Jostling for position in the 2020 Democratic primary has started already, God help us. And there is probably no way around a bitter fight between liberals and leftists over who is going to be the nominee.
However, it might be possible to head off some of the bitterness that resulted from the 2016 primary by admitting the necessity of that fight and making it about ideology and policy to the greatest possible degree.
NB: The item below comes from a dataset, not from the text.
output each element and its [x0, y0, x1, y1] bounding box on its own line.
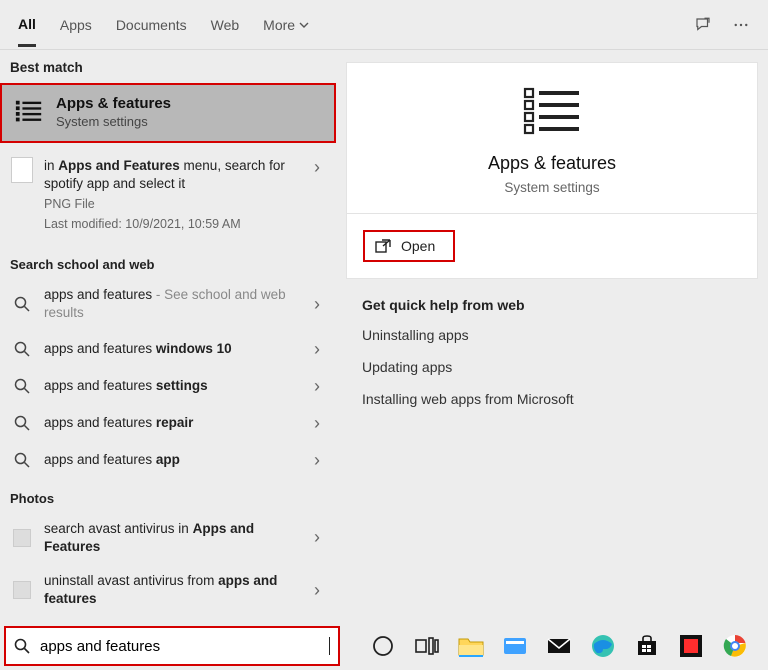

The first big flare-up of 2020 has already happened, over Beto O'Rourke. The failed Texas senate candidate got a ton of positive media attention during his campaign, leading to him being put forward by former Obama staffers as a good presidential candidate. Various lefties expressed some skepticism of this: Zaid Jilani and Branko Marcetic focused on his moderate policy record, particularly his support of financial deregulation, while I focused on how neither O'Rourke nor his Obamaworld supporters have deeply reckoned with the appalling consequences of the too-small stimulus or the corrupt bank bailout.
It really got going when Elizabeth Bruenig wrote a much more gentle criticism in The Washington Post. She argued that while O'Rourke is well above average when it comes to a possible Texas Democratic senator, he isn't the kind of full-throated progressive we should ask for, since about anyone should be able to defeat Trump.
A few big-shot liberals immediately spied a conspiracy. Center for American Progress President Neera Tanden wrote this on Twitter:
Bruenig’s piece in the Post on Beto is just the latest attack by a supporter of Senator Sanders on Beto: joining Jilani, Jacobin and Sirota. Feels a bit orchestrated and clearly they are worried.
— Neera Tanden (@neeratanden) December 6, 2018
In Esquire, Charles Pierce wrote that Sanders himself must have been involved: "[T]here appears to be a concerted effort from the Bernie Sanders camp to paint O'Rourke as a tool of the oil and gas industry … That this comes on the heels of the Sanders Foundation's hootenanny up in Burlington is no accident." He concluded that the left is trying to clear the decks for Sanders to win the primary.
As an initial matter, it is pretty rich to see the president of the most powerful liberal think tank — whose major reason for existing is to coordinate policy and messaging for the Democratic Party — fretting about other people "orchestrating" messaging. And while I can't speak for anyone else, Bernie Sanders is certainly not giving me daily sealed marching orders.
But more importantly, viewing a handful of Beto-skeptical takes as an attempt to "clear the field" is ludicrous. Hillary Clinton cleared the field in 2016 by snapping up virtually all the party endorsements and big money donors. That kind of insider power elite maneuvering — not writing ephemeral internet op-eds — is the only way to actually stop others from competing for the world's most powerful office.
It's also worth noting what an outright disaster this virtual coronation was. When it became clear by late 2015 that Clinton was incredibly unpopular, there was no one to take her place besides Sanders, who was miles behind and didn't manage to catch up. It's possible Trump is president now because of it.
So the policy critiques of O'Rourke were simply the first salvo in a necessary primary battle. Now, in my view, it would be a lot better for liberals to respond in kind, by defending O'Rourke record on the merits, or perhaps attacking Sanders' record (or that of Elizabeth Warren), instead of speculating about putative online Red Guard cells. Since there is no avoiding policy and ideology, let's have that fight — in every state and over every inch of political ground.
This doesn't need to be some gentlemanly parlor discussion, where everyone agrees to disagree and shake hands afterwards. The politics of health care, financial regulation, foreign policy, and so on have enormous moral stakes. Liberals and leftists generally disagree on Medicare-for-all versus ObamaCare, whether big banks should be broken up, whether America's imperial machinery should be drastically scaled back, and much more. It will likely get pretty heated and personal, and that is simply to be expected.
It also can't just be policy details alone — there is probably no way of keeping various personal stories and dirt out of it. But those should also be a topic of discussion, if for no other reason that they will certainly be raised by Trump and his Republican toadies, and whoever faces him should be ready for it. All-out personal feuding is poor strategy, as it may depress turnout on the left, but neither should people's foibles be considered out of bounds.
At any rate, it's going to be a rough 18 months or so before someone comes out on top. But there is no way out but through. Let's lace up and slug it out.